The results show that the assessments for the toxic statements were significantly less accurate when circumventive language was used while the assessments for the non-toxic statements were conversely significantly more accurate when circumventive language was used. This indicates that the API indiscriminately saw the indirect statements as less toxic overall, regardless of their actual toxicity.

Given these findings, I have come to the conclusion that my hypothesis, the API being ineffective at assessing the toxicity of comments in which users have purposely circumvented language filters through word substitution, was supported, as the algorithm just saw the indirect statements as less toxic overall rather than accurately flagging them as toxic or non toxic.
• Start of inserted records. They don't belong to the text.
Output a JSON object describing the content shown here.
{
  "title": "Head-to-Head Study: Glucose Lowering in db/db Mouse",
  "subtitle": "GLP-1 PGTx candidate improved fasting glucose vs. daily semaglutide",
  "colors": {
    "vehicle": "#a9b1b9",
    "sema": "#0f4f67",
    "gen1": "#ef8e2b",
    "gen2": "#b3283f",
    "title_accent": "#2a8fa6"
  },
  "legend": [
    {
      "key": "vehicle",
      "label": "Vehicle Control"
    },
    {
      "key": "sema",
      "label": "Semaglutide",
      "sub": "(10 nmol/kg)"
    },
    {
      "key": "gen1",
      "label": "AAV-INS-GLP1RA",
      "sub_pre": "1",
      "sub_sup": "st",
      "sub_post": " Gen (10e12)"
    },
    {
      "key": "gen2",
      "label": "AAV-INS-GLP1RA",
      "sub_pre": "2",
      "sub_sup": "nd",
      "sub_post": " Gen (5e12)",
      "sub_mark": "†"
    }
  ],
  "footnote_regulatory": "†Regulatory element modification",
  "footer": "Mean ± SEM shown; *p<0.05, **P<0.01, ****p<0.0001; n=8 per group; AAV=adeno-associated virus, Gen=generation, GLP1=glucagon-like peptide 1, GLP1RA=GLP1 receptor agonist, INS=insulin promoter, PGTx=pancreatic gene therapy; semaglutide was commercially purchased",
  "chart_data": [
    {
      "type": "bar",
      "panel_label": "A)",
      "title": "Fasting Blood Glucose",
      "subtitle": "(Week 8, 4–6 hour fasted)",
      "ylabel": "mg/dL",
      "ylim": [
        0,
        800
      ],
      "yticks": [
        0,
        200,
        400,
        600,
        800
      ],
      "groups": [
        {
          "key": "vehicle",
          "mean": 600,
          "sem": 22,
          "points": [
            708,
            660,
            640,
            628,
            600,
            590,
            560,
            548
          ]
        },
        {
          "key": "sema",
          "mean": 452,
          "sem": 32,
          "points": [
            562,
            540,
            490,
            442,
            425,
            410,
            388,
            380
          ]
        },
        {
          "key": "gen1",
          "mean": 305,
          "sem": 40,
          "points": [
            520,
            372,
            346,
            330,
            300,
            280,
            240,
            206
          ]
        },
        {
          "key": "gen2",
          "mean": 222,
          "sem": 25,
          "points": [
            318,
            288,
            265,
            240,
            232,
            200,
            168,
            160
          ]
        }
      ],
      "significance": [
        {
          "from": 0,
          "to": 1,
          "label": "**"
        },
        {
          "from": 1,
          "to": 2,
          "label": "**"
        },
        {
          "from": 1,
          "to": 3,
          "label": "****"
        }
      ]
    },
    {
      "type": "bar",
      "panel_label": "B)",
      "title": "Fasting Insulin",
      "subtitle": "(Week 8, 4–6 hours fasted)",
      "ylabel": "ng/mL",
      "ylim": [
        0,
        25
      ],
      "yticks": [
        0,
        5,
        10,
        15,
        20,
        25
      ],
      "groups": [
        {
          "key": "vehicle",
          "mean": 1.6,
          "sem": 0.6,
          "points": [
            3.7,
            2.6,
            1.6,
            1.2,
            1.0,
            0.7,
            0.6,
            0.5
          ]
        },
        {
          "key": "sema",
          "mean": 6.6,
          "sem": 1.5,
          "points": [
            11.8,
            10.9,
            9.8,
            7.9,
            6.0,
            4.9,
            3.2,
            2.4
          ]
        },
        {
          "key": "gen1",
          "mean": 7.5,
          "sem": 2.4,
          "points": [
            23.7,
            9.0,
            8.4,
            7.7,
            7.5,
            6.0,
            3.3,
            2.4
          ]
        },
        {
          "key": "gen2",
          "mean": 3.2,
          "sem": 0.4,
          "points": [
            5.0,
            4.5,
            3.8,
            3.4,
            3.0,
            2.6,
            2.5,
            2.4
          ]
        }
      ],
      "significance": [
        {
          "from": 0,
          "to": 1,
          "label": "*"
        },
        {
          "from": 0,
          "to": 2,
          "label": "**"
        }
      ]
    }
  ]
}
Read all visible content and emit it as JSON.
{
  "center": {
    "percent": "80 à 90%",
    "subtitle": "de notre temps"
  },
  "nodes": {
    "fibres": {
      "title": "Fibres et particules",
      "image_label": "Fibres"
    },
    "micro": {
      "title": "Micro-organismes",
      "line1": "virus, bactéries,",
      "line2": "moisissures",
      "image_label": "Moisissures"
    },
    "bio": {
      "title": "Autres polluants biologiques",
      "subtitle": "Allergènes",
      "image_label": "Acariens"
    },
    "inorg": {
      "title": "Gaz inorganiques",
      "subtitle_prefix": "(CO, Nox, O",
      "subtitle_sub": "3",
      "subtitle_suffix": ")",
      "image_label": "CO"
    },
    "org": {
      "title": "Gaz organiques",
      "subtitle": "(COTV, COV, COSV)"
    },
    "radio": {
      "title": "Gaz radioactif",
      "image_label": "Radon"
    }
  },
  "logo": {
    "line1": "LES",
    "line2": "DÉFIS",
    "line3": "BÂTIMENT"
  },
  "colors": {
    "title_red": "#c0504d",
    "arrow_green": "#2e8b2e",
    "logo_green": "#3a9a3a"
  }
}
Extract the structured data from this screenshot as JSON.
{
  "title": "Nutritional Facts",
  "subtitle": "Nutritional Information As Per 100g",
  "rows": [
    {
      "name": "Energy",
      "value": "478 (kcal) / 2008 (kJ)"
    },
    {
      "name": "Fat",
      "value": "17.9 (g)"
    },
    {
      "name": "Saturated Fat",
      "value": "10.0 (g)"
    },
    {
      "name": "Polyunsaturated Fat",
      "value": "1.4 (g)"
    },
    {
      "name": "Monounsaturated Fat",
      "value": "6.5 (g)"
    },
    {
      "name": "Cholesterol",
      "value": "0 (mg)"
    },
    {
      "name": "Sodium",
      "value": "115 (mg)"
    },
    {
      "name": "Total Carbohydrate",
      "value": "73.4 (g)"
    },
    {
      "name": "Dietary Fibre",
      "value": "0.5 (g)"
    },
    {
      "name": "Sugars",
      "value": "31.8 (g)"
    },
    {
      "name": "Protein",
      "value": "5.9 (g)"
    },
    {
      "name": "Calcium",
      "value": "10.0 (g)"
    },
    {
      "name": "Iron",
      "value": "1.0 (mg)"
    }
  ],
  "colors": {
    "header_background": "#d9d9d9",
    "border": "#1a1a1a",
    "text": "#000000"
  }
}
What surprised me was that the API assessed the direct non-toxic statements much less accurately than I expected it to, with only a 60% success rate. I expected it to be able to detect differences in toxicity based on tone. My theory for this low accuracy, and the API’s bias regarding language toxicity as a whole, is that it isn’t great at picking up on context. I believe that it looks at the specific words and their most common usage to determine toxicity; for example, profanity is commonly used in toxic language, so statements that include it are likely to be flagged as toxic. However, this indicates that non-toxic statements using profanity and such language could be falsely flagged as toxic, which is reflected in the results. The other side of the coin for the API focusing more on words rather than the context in which they are used is that when users find ways to use circumventive language that obscures profane words and the like, the API can easily be fooled by the lack of harsh words due to its relative inability to pick up on human context.

A question about machine learning that arises from this theory is if it is possible to teach an algorithm such as that to pick up on human context and such subtleties of language. If so, how?